“Historic” UN resolution for climate justice

After an “epic” battle for Vanuatu on the front line of global warming devastation, the UN General Assembly on Wednesday adopted to applause a “historic” resolution calling on international justice to clarify states’ “obligations” in the fight against climate change.

“Historic” progress, “a landmark moment”, “triumph of international climate diplomacy”… NGOs and a number of States among the 130 co-sponsors of the text welcomed in the strongest terms this text adopted by consensus.

The International Court of Justice (ICJ) will have to answer the question of the “obligations incumbent on States” in the protection of the climate system, “for present and future generations”.

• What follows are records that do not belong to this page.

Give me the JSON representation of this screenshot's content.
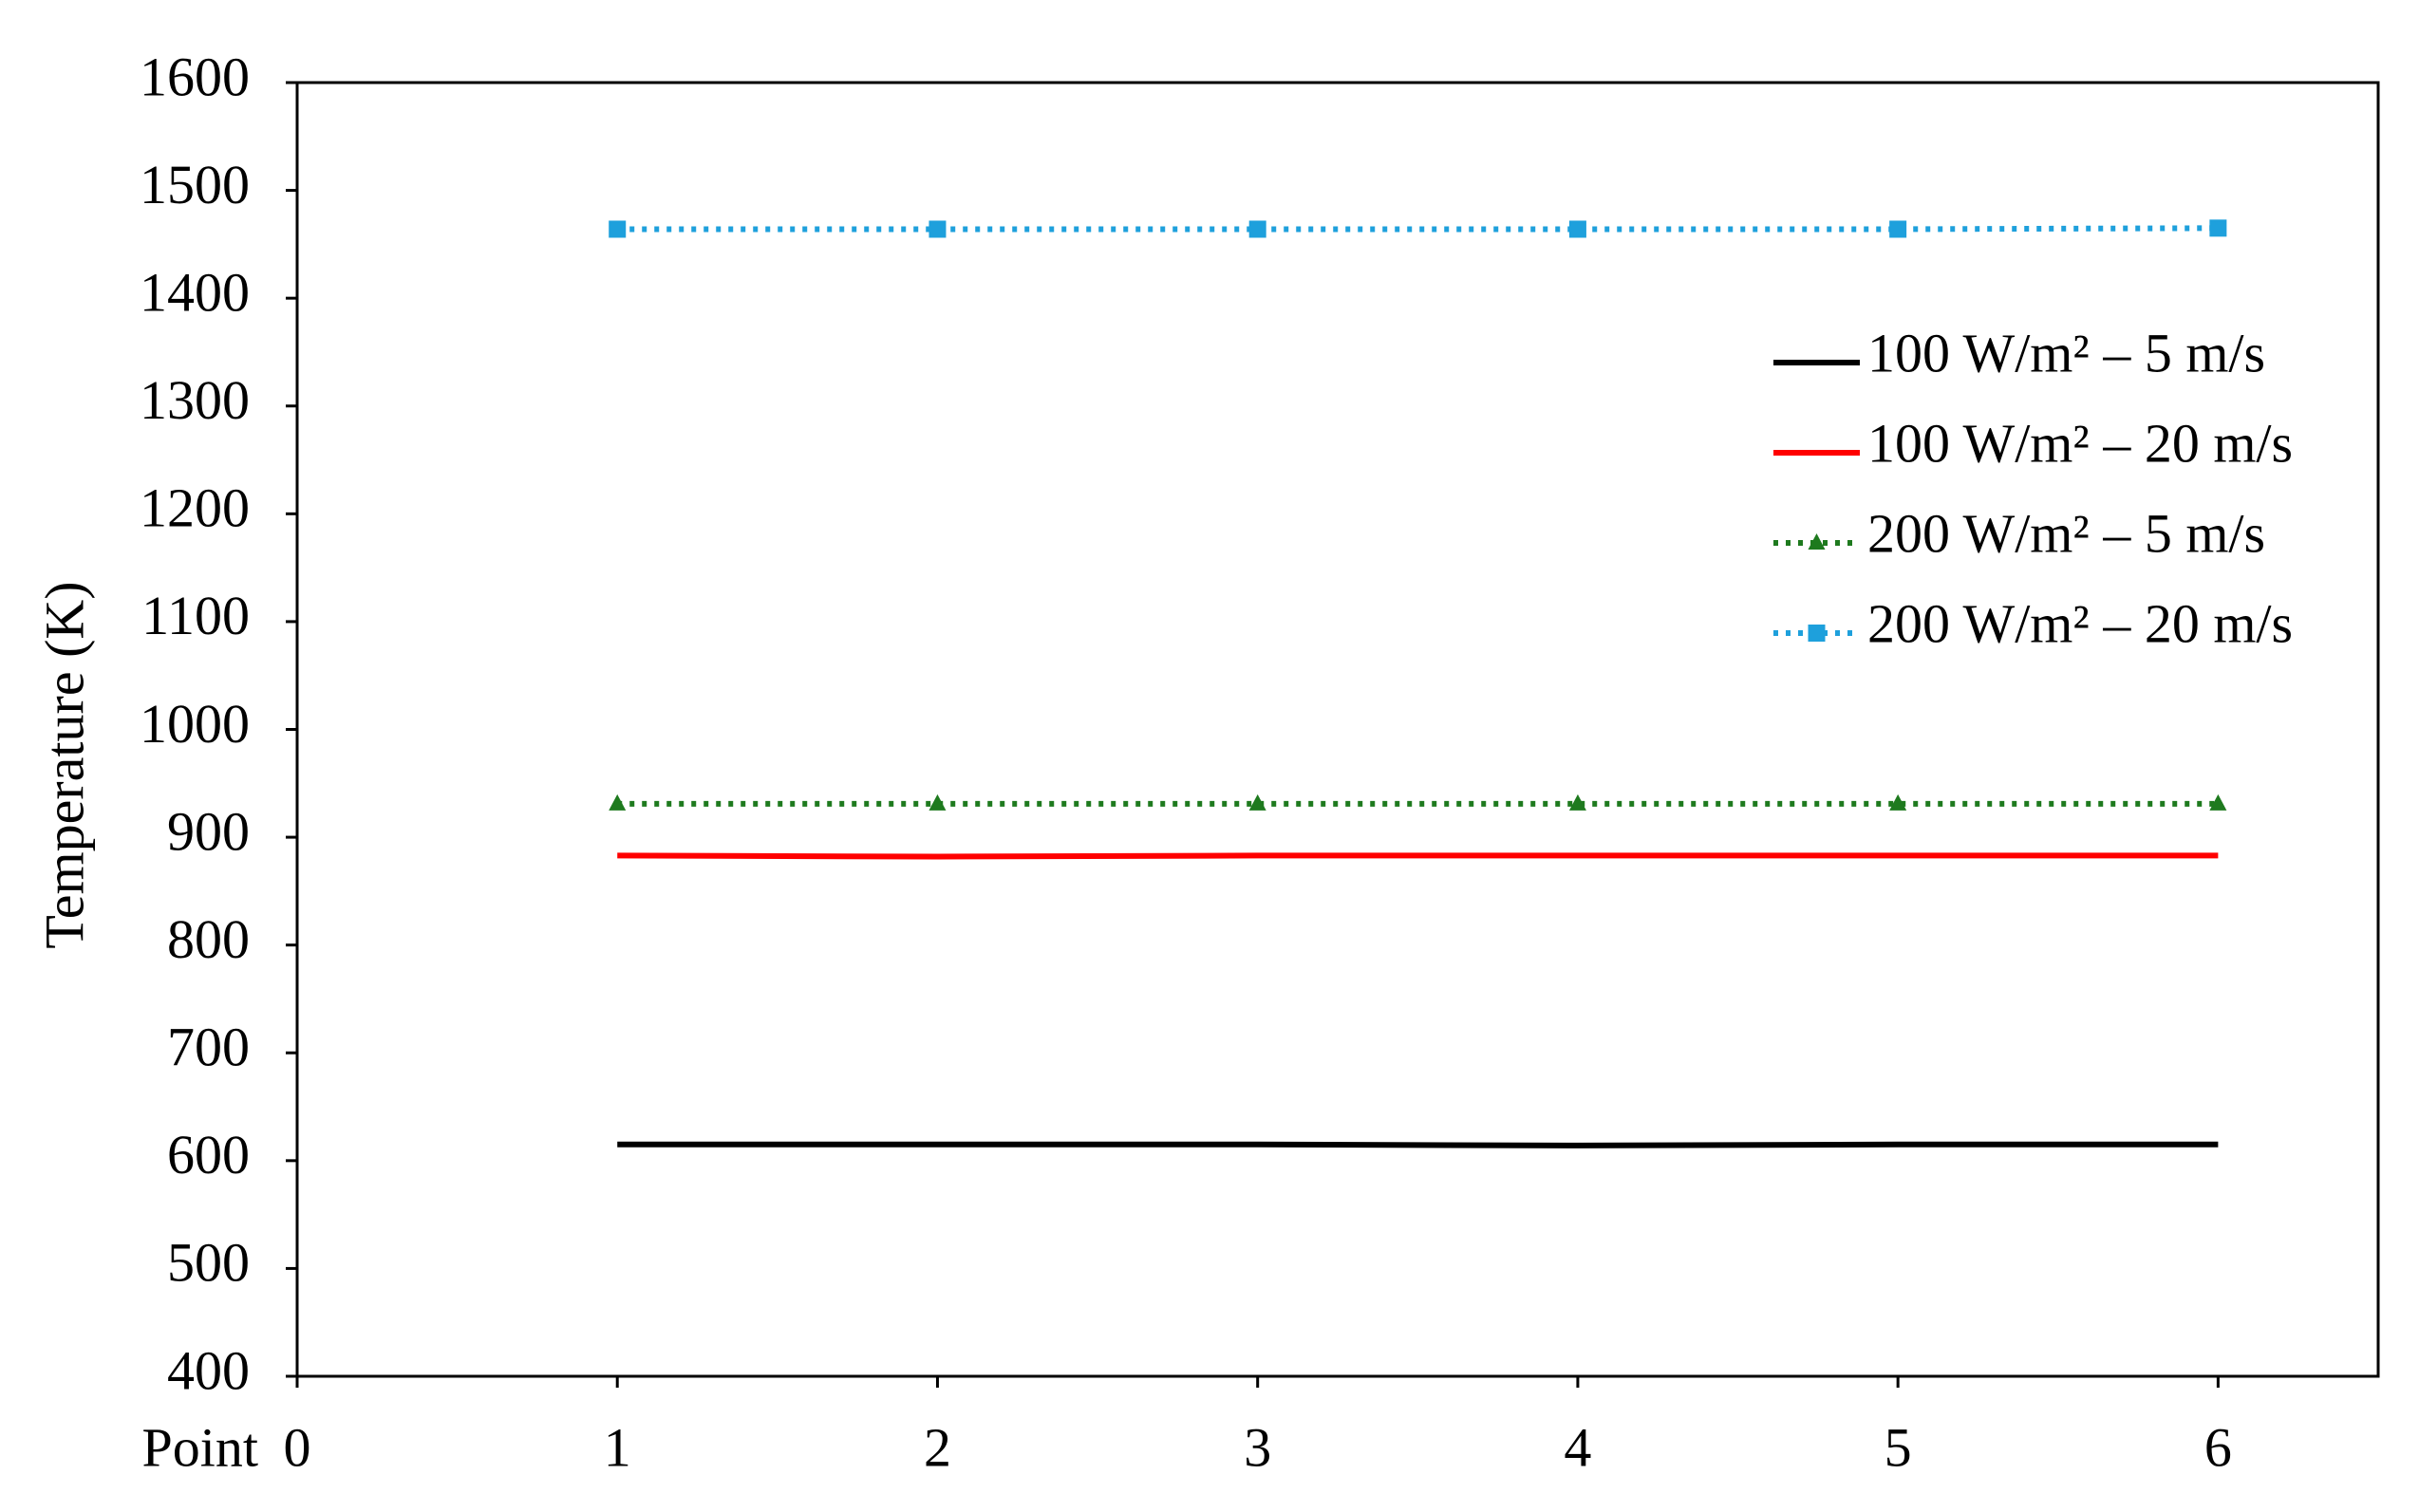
{
  "chart_data": {
    "type": "line",
    "x_label": "Point",
    "y_label": "Temperature (K)",
    "x": [
      1,
      2,
      3,
      4,
      5,
      6
    ],
    "series": [
      {
        "name": "100 W/m² – 5 m/s",
        "color": "#000000",
        "dash": "solid",
        "marker": "none",
        "values": [
          615,
          615,
          615,
          614,
          615,
          615
        ]
      },
      {
        "name": "100 W/m² – 20 m/s",
        "color": "#ff0000",
        "dash": "solid",
        "marker": "none",
        "values": [
          883,
          882,
          883,
          883,
          883,
          883
        ]
      },
      {
        "name": "200 W/m² – 5 m/s",
        "color": "#1e7a1e",
        "dash": "dotted",
        "marker": "triangle",
        "values": [
          931,
          931,
          931,
          931,
          931,
          931
        ]
      },
      {
        "name": "200 W/m² – 20 m/s",
        "color": "#1ea0dc",
        "dash": "dotted",
        "marker": "square",
        "values": [
          1464,
          1464,
          1464,
          1464,
          1464,
          1465
        ]
      }
    ],
    "xlim": [
      0,
      6.5
    ],
    "xticks": [
      0,
      1,
      2,
      3,
      4,
      5,
      6
    ],
    "ylim": [
      400,
      1600
    ],
    "yticks": [
      400,
      500,
      600,
      700,
      800,
      900,
      1000,
      1100,
      1200,
      1300,
      1400,
      1500,
      1600
    ],
    "grid": false
  }
}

“Together, you are writing history”, launched UN Secretary General Antonio Guterres, believing that even non-binding, the future opinion of the United Nations judicial body could help governments to “take more climate action courageous and stronger that the world so desperately needs.

“Today we witnessed an epic victory for climate justice,” commented Ishmael Kalsakau, Prime Minister of Vanuatu devastated in early March by two powerful cyclones in a few days.

It is also “a victory for people and communities around the world on the front lines of the climate crisis”, commented Lavetanalagi Seru, Pacific coordinator of the NGO network Climate Action Network.

legal and moral weight

The Vanuatu government launched this initiative in 2021, after a campaign initiated two years earlier by students from a university in Fiji who are now “proud” of this achievement.

A week ago, UN climate experts (IPCC) once again warned that global warming should reach the threshold of +1.5°C compared to the pre-industrial era by 2030-2035, a target the most ambitious of the Paris agreement. A stark reminder of the urgency to act radically during this decade to ensure a “liveable future” for humanity.

While States’ national commitments to reduce greenhouse gas emissions under the Paris Agreement are not binding, the resolution highlights the importance of other international texts, such as the Universal Declaration of Human Rights. the man.

“This resolution puts human rights and intergenerational equity in terms of climate change at the center – two key elements generally absent from the dominant discourse”, praised to Agence France-Presse (AFP) Shaina Sadai, of the group Union for Concerned Scientists, as the European Court of Human Rights holds a hearing on a first appeal against the climate inaction of States, France and Switzerland.

Even if the opinions of the ICJ, the judicial body of the UN, are not binding, they carry an important legal and moral weight, often taken into account by national courts.

American disagreement

Vanuatu and its supporters therefore hope that the future opinion, expected within about two years, will encourage governments to accelerate their action, by themselves or through the actions against States which are multiplying in courts around the world.

However, this enthusiasm is not unanimous.

“I don’t see what the Court could say that would be useful,” Benoît Mayer, a specialist in international law at the Chinese University of Hong Kong, told AFP. “contrary to what the proponents of the request wanted”.

And even if no country objected to the adoption of the resolution by consensus, the United States and China, the two largest emitters in the world, did not co-sponsor the text.

The United States even made it clear after adoption that it disagreed with the initiative.

“We are very concerned that this process could complicate our collective efforts and do not bring us closer to common” climate objectives, declared the American representative Nicholas Hill, stressing to prefer “diplomacy” to a “judicial process” which risks “ to accentuate disagreements.

The resolution refers in particular to the “actions” of States responsible for global warming and to the “legal consequences” of their “obligations” towards small island States as well as towards the peoples of today and tomorrow.

A central question in the fight of the poorest countries for the financing of the “losses and damages” that they suffer, but likely to offend certain countries opposed to any idea of ​​“reparations” for their responsibility in global warming.

The Americans had obtained during the negotiations of the Paris agreement a clause specifying that the text “will not be used as a basis” to engage “responsibility or compensation”.